25 Aprile 2008

Nel nome della madre – un dialogo pubblico

Alle nostre figlie e figli
Agli uomini che ci stanno vicino

In trent’anni con molte donne abbiamo dato vita a una politica differente, spesso chiamata femminismo. Lo abbiamo fatto per guadagnare un’esistenza sensata, per non essere costrette ad omologarci a un modello maschile. Trovare corrispondenza tra parole e vita è ancora la ricerca di oggi.
La cronaca quotidiana ci mette di fronte a episodi di violenza, che oltre ad essere violazioni dello stato di diritto, sono attacchi, in vario modo, all’autodeterminazione delle donne; è così che vanno intesi: le ripetute aggressioni omicide, il vergognoso blitz all’ospedale di Napoli e anche il costituirsi – a Pesaro – del comitato scolastico di docenti per la moratoria dell’aborto.
Per alcuni i corpi delle donne sono tornati ad essere cose: crediamo che questo non riguardi solo noi, ma che su questo gli uomini debbano interrogarsi a fondo. Cosa muove gli uomini a tanta aggressività, tanto da ridurre le donne ad oggetti sui quali esercitare potere?
La constatazione che tutta la cultura occidentale si è costruita sulla negazione della soggettività femminile è stata una scoperta dolorosa nella nostra crescita, che ha provocato rabbia e frustrazione, ma anche (nella riflessione collettiva sulla nostra esperienza) attenzione alla possibilità di sviluppare una diversa qualità di rapporti tra uomini e donne.
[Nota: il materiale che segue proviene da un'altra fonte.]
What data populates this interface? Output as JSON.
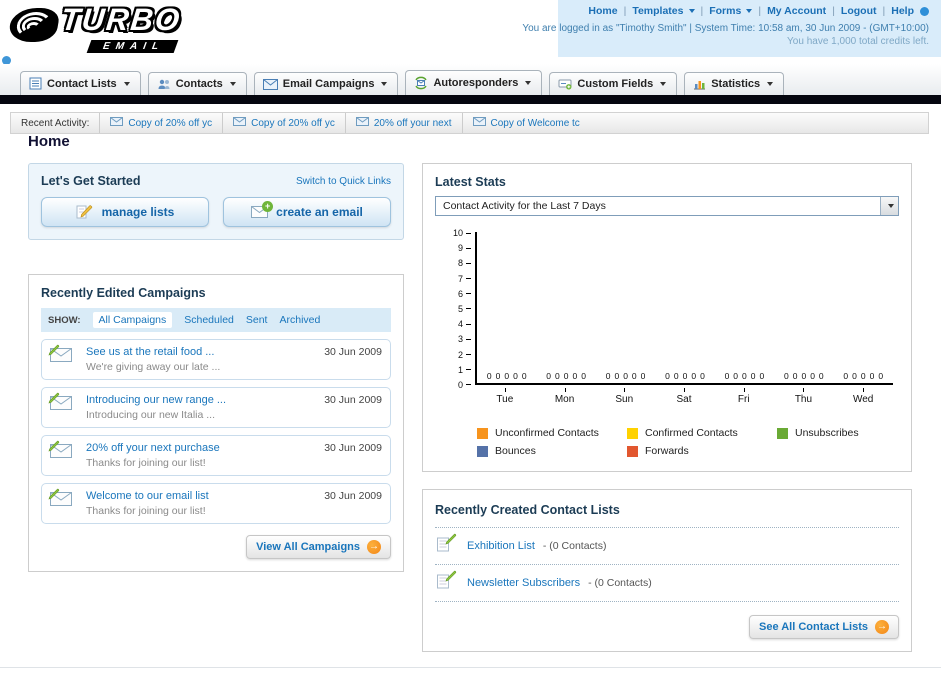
{
  "header": {
    "logo": {
      "title": "TURBO",
      "subtitle": "EMAIL"
    },
    "nav": {
      "items": [
        {
          "label": "Home"
        },
        {
          "label": "Templates"
        },
        {
          "label": "Forms"
        },
        {
          "label": "My Account"
        },
        {
          "label": "Logout"
        },
        {
          "label": "Help"
        }
      ]
    },
    "login_info": "You are logged in as \"Timothy Smith\" | System Time: 10:58 am, 30 Jun 2009 - (GMT+10:00)",
    "credits_info": "You have 1,000 total credits left."
  },
  "tabs": [
    {
      "label": "Contact Lists"
    },
    {
      "label": "Contacts"
    },
    {
      "label": "Email Campaigns"
    },
    {
      "label": "Autoresponders"
    },
    {
      "label": "Custom Fields"
    },
    {
      "label": "Statistics"
    }
  ],
  "recent_activity": {
    "label": "Recent Activity:",
    "items": [
      {
        "label": "Copy of 20% off yc"
      },
      {
        "label": "Copy of 20% off yc"
      },
      {
        "label": "20% off your next"
      },
      {
        "label": "Copy of Welcome tc"
      }
    ]
  },
  "page": {
    "title": "Home"
  },
  "get_started": {
    "title": "Let's Get Started",
    "switch_link": "Switch to Quick Links",
    "manage_lists_label": "manage lists",
    "create_email_label": "create an email"
  },
  "campaigns": {
    "title": "Recently Edited Campaigns",
    "show_label": "SHOW:",
    "filters": [
      {
        "label": "All Campaigns",
        "selected": true
      },
      {
        "label": "Scheduled",
        "selected": false
      },
      {
        "label": "Sent",
        "selected": false
      },
      {
        "label": "Archived",
        "selected": false
      }
    ],
    "items": [
      {
        "title": "See us at the retail food ...",
        "subtitle": "We're giving away our late ...",
        "date": "30 Jun 2009"
      },
      {
        "title": "Introducing our new range ...",
        "subtitle": "Introducing our new Italia ...",
        "date": "30 Jun 2009"
      },
      {
        "title": "20% off your next purchase",
        "subtitle": "Thanks for joining our list!",
        "date": "30 Jun 2009"
      },
      {
        "title": "Welcome to our email list",
        "subtitle": "Thanks for joining our list!",
        "date": "30 Jun 2009"
      }
    ],
    "view_all_label": "View All Campaigns"
  },
  "stats": {
    "title": "Latest Stats",
    "selected_option": "Contact Activity for the Last 7 Days",
    "chart_data": {
      "type": "bar",
      "title": "Contact Activity for the Last 7 Days",
      "categories": [
        "Tue",
        "Mon",
        "Sun",
        "Sat",
        "Fri",
        "Thu",
        "Wed"
      ],
      "series": [
        {
          "name": "Unconfirmed Contacts",
          "color": "#f7941d",
          "values": [
            0,
            0,
            0,
            0,
            0,
            0,
            0
          ]
        },
        {
          "name": "Confirmed Contacts",
          "color": "#ffd200",
          "values": [
            0,
            0,
            0,
            0,
            0,
            0,
            0
          ]
        },
        {
          "name": "Unsubscribes",
          "color": "#6aaa35",
          "values": [
            0,
            0,
            0,
            0,
            0,
            0,
            0
          ]
        },
        {
          "name": "Bounces",
          "color": "#5572a8",
          "values": [
            0,
            0,
            0,
            0,
            0,
            0,
            0
          ]
        },
        {
          "name": "Forwards",
          "color": "#e2572f",
          "values": [
            0,
            0,
            0,
            0,
            0,
            0,
            0
          ]
        }
      ],
      "ylim": [
        0,
        10
      ],
      "ytick_step": 1,
      "legend_position": "bottom",
      "value_labels_shown": true,
      "grid": false
    }
  },
  "contact_lists": {
    "title": "Recently Created Contact Lists",
    "items": [
      {
        "name": "Exhibition List",
        "detail": "- (0 Contacts)"
      },
      {
        "name": "Newsletter Subscribers",
        "detail": "- (0 Contacts)"
      }
    ],
    "see_all_label": "See All Contact Lists"
  }
}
Ne è nata una riflessione innovativa sulla sessualità e sulla maternità, che è andata oltre il linguaggio dei diritti, il quale non può rappresentare con verità situazioni che sono intrinsecamente relazionali. La nascita è una di queste.
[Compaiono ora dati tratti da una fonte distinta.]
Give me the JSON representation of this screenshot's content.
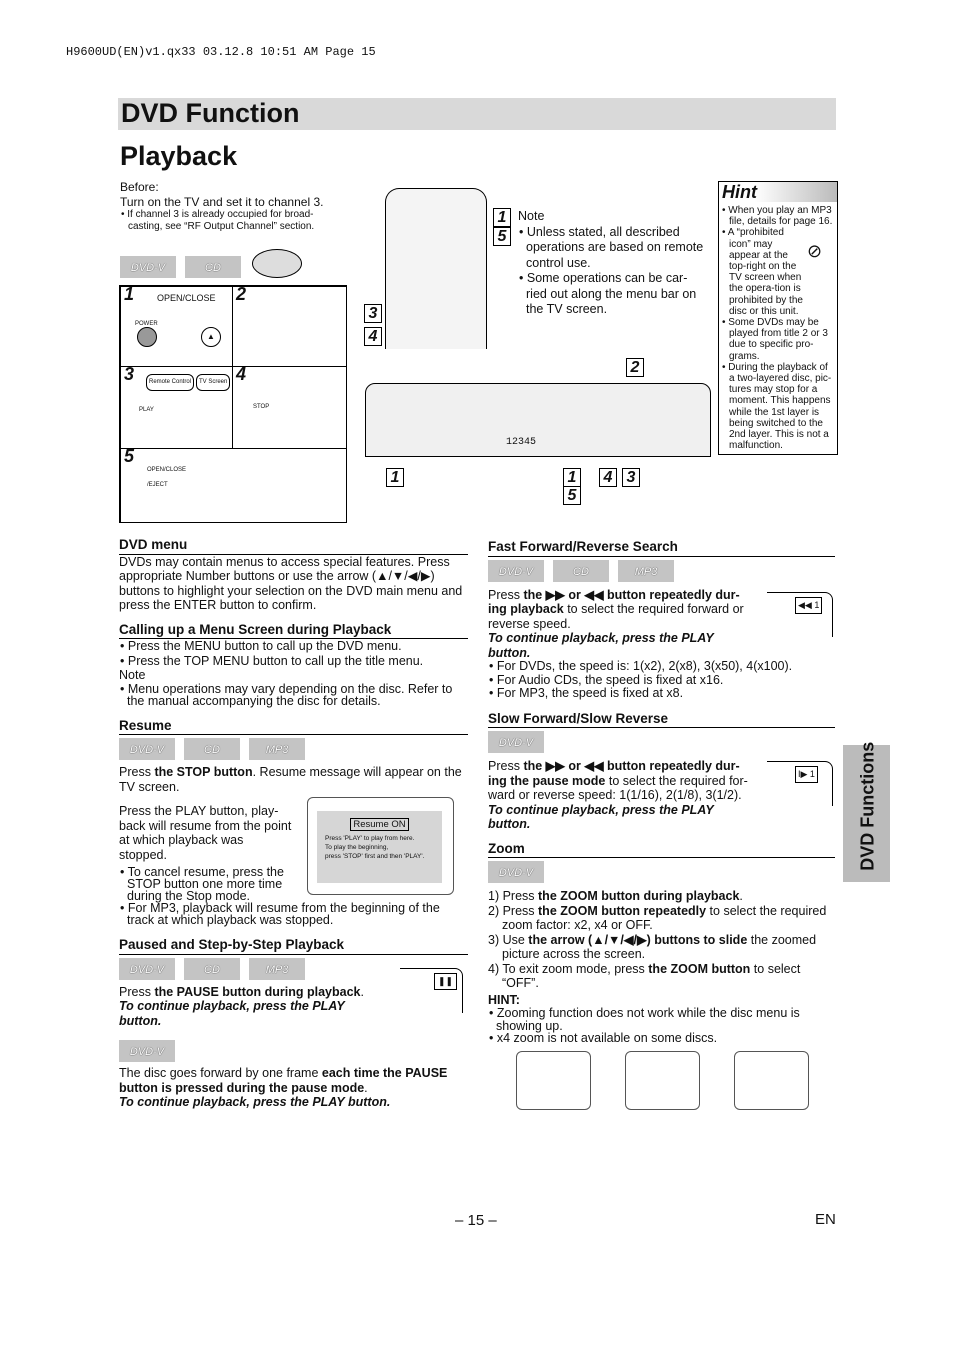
{
  "header": "H9600UD(EN)v1.qx33   03.12.8   10:51 AM   Page 15",
  "title": "DVD Function",
  "subtitle": "Playback",
  "side_tab": "DVD Functions",
  "before": {
    "label": "Before:",
    "text": "Turn on the TV and set it to channel 3.",
    "bullet": "If channel 3 is already occupied for broad-casting, see “RF Output Channel” section."
  },
  "badges": {
    "dvd": "DVD-V",
    "cd": "CD",
    "mp3": "MP3"
  },
  "steps": {
    "s1": "1",
    "s2": "2",
    "s3": "3",
    "s4": "4",
    "s5": "5",
    "open_close": "OPEN/CLOSE",
    "power": "POWER",
    "open_close_eject": "OPEN/CLOSE /EJECT",
    "remote_control": "Remote Control",
    "tv_screen": "TV Screen",
    "play": "PLAY",
    "stop": "STOP"
  },
  "note": {
    "label": "Note",
    "items": [
      "Unless stated, all described operations are based on remote control use.",
      "Some operations can be car-ried out along the menu bar on the TV screen."
    ]
  },
  "display_readout": "12345",
  "hint": {
    "title": "Hint",
    "items": [
      "When you play an MP3 file, details for page 16.",
      "A “prohibited icon” may appear at the top-right on the TV screen when the opera-tion is prohibited by the disc or this unit.",
      "Some DVDs may be played from title 2 or 3 due to specific pro-grams.",
      "During the playback of a two-layered disc, pic-tures may stop for a moment. This happens while the 1st layer is being switched to the 2nd layer. This is not a malfunction."
    ]
  },
  "dvd_menu": {
    "title": "DVD menu",
    "text": "DVDs may contain menus to access special features. Press appropriate Number buttons or use the arrow (▲/▼/◀/▶) buttons to highlight your selection on the DVD main menu and press the ENTER button to confirm."
  },
  "calling": {
    "title": "Calling up a Menu Screen during Playback",
    "items": [
      "Press the MENU button to call up the DVD menu.",
      "Press the TOP MENU button to call up the title menu."
    ],
    "note_label": "Note",
    "note": "Menu operations may vary depending on the disc. Refer to the manual accompanying the disc for details."
  },
  "resume": {
    "title": "Resume",
    "p1_a": "Press ",
    "p1_b": "the STOP button",
    "p1_c": ". Resume message will appear on the TV screen.",
    "p2": "Press the PLAY button, play-back will resume from the point at which playback was stopped.",
    "items": [
      "To cancel resume, press the STOP button one more time during the Stop mode.",
      "For MP3, playback will resume from the beginning  of the track at which playback was stopped."
    ],
    "screen_title": "Resume ON",
    "screen_lines": [
      "Press 'PLAY' to play from here.",
      "To play the beginning,",
      "press 'STOP' first and then 'PLAY'."
    ]
  },
  "paused": {
    "title": "Paused and Step-by-Step Playback",
    "p1_a": "Press ",
    "p1_b": "the PAUSE button during playback",
    "p1_c": ".",
    "cont": "To continue playback, press the PLAY button.",
    "p2_a": "The disc goes forward by one frame ",
    "p2_b": "each time the PAUSE button is pressed during the pause mode",
    "p2_c": ".",
    "cont2": "To continue playback, press the PLAY button."
  },
  "ff": {
    "title": "Fast Forward/Reverse Search",
    "p_a": "Press ",
    "p_b": "the ▶▶ or ◀◀ button repeatedly dur-ing playback",
    "p_c": " to select the required forward or reverse speed.",
    "cont": "To continue playback, press the PLAY button.",
    "items": [
      "For DVDs, the speed is: 1(x2), 2(x8), 3(x50), 4(x100).",
      "For Audio CDs, the speed is fixed at x16.",
      "For MP3, the speed is fixed at x8."
    ],
    "osd": "◀◀ 1"
  },
  "slow": {
    "title": "Slow Forward/Slow Reverse",
    "p_a": "Press ",
    "p_b": "the ▶▶ or ◀◀ button repeatedly dur-ing the pause mode",
    "p_c": " to select the required for-ward or reverse speed: 1(1/16), 2(1/8), 3(1/2).",
    "cont": "To continue playback, press the PLAY button.",
    "osd": "I▶ 1"
  },
  "zoom": {
    "title": "Zoom",
    "s1_a": "1) Press ",
    "s1_b": "the ZOOM button during playback",
    "s1_c": ".",
    "s2_a": "2) Press ",
    "s2_b": "the ZOOM button repeatedly",
    "s2_c": " to select the required zoom factor: x2, x4 or OFF.",
    "s3_a": "3) Use ",
    "s3_b": "the arrow (▲/▼/◀/▶) buttons to slide",
    "s3_c": " the zoomed picture across the screen.",
    "s4_a": "4) To exit zoom mode, press ",
    "s4_b": "the ZOOM button",
    "s4_c": " to select “OFF”.",
    "hint_label": "HINT:",
    "hints": [
      "Zooming function does not work while the disc menu is showing up.",
      "x4 zoom is not available on some discs."
    ]
  },
  "page_number": "– 15 –",
  "lang": "EN"
}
Il corpo femminile non è un contenitore vuoto da riempire (anche se così lo pensava Aristotele), ma una culla di parole, un abbraccio di carne per chi viene al mondo. La vita è accoglienza; il sì della donna non si può saltare – anche Dio ha chiesto permesso a Maria.
L’autodeterminazione a decidere se e quando diventare madre è un valore non negoziabile.
La madre e la sua creatura sono la base di ogni relazione umana, la coppia originaria, che ha lasciato tracce ancora visibili in qualche lingua (per esempio nella forma duale).
Questo legame con la madre, gli uomini l’ hanno molto celebrato, ma soprattutto rimosso, cosi che rimane occultato e fonte non riconosciuta di paura e di risentimento. Nascere da donna è una verità fattuale semplice e aperta, ma letteratura, filosofia, religioni, traboccano di tentativi di esproprio della capacità materna femminile e anche l’utilizzo delle nuove tecnologie riproduttive può essere letto in questa chiave .
La dipendenza originaria dalla madre esiste anche per noi: non è stata un’ acquisizione facile, perché il contesto di svalorizzazione del femminile in cui siamo cresciute ci portava a negarla. Sappiamo ormai che l’ interdipendenza è costituiva dell’essere e della soggettività di ciascuno e che non limita la propria libertà, sgretola solo le fantasie prometeiche di onnipotenza. L’approccio relazionale ha in sé la capacità di aprire continuamente ad altro, è invece il tentativo di negare la dipendenza che alimenta, in un rovesciamento, violenza e volontà di dominio.
Crediamo sia necessaria una riflessione sulla sessualità maschile e sulla paternità, ma solo gli uomini possono dire di sé.
Noi sappiamo che un uomo può essere partecipe della maternità solo se una donna lo ammette a condividere questa esperienza con lei; un padre è grande in una collaborazione amorosa, senza usurpazione, né rivalità, né assenza. La figura di Giuseppe ne illustra bene il senso. Questo agli uomini fa problema? Ne risulta un senso di esclusione, di superfluità, non tollerabile? Sono interrogativi cui invitiamo al confronto.
Oggi la relazione amorosa tra un uomo e una donna non è ancora incontro di due soggettività ciascuna consapevole della sua sessualità; non è ancora sessualità senza appropriazione, né consumo, senza rapporto di dominio, ma questo può essere l’orizzonte di incontro da costruire.
Finora ha prevalso il non ascolto delle donne: accettate – più o meno a malincuore, robusto ricostituente per una politica maschile invecchiata e sterile – solo finché considerate compatibili; tale sordità mette però a rischio anche ciò che consideriamo irrinunciabile e pensiamo troppo spesso come garantito. L’esperienza ci mostra continue erosioni di quelli che vengono chiamati diritti, dal lavoro di uomini e donne, all’autodeterminazione femminile.
Se vogliamo realizzare una convivenza più umana e una politica che prenda le mosse dalla nostra comune vulnerabilità, è necessario che ciascuna e ciascuno si assuma la responsabilità di sé e del mondo in cui viviamo.